Freitag, der 13. gilt in vielen Kulturen als ein Tag, der Pech bringt. Es gibt unzählige Mythen, Legenden und Geschichten, die diesen Tag mit Unglück verbinden. Flugzeuge werden von Menschen gemieden, Termine verschoben, und manche vermeiden es sogar, das Haus zu verlassen. Aber wie viel Wahrheit steckt wirklich hinter diesem Aberglauben, und warum sollte man, besonders als Christ, keine Angst davor haben?
Zunächst einmal müssen wir uns fragen, woher dieser Aberglaube stammt. Die Zahl 13 wird in vielen Kulturen als Unglückszahl angesehen. Das liegt unter anderem daran, dass sie nach der „göttlichen“ Zahl 12 kommt, die in vielen religiösen und kulturellen Traditionen eine besondere Bedeutung hat. Es gibt 12 Monate, 12 Apostel, 12 Stämme Israels. Die 13 hingegen erscheint als „unvollständig“ oder gar störend.
Der Freitag selbst hat historisch betrachtet ebenfalls eine negative Konnotation. Viele glauben, dass Jesus an einem Freitag gekreuzigt wurde, und das hat den Tag in der christlichen Geschichte mit einem düsteren Ereignis verbunden.
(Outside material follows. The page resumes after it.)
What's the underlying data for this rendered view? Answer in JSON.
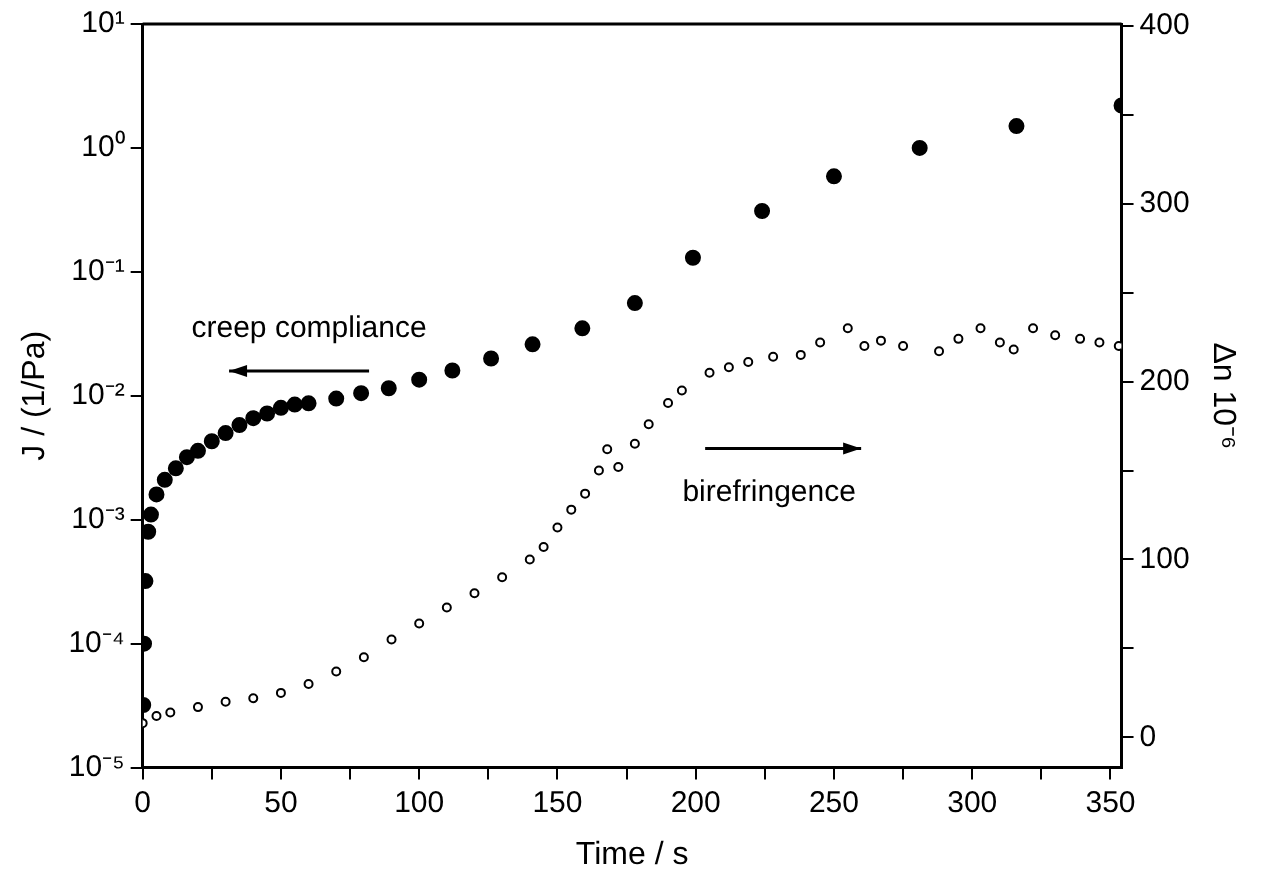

Diese beiden Faktoren, die „unglückliche“ 13 und der „unglückliche“ Freitag, haben sich im Aberglauben zu einem mächtigen Symbol des Pechs verbunden.
Doch hier kommen wir zum eigentlichen Punkt: Als Christen, die an Gottes Führung und Schutz glauben, sollten wir uns nicht von solchen Aberglauben beeinflussen lassen. Die Bibel spricht an keiner Stelle davon, dass bestimmte Tage oder Zahlen Unglück bringen. Stattdessen ermutigt sie uns, auf Gott zu vertrauen, der uns durch jede Situation führt – egal, ob es der 13. oder der 14. eines Monats ist.
Jesus selbst spricht immer wieder davon, dass wir keine Angst haben sollen. „Fürchte dich nicht“, ist eine wiederkehrende Botschaft im Neuen Testament. Statt uns von irrationalen Ängsten oder Traditionen bestimmen zu lassen, sollten wir uns darauf konzentrieren, unser Vertrauen in Gott zu setzen.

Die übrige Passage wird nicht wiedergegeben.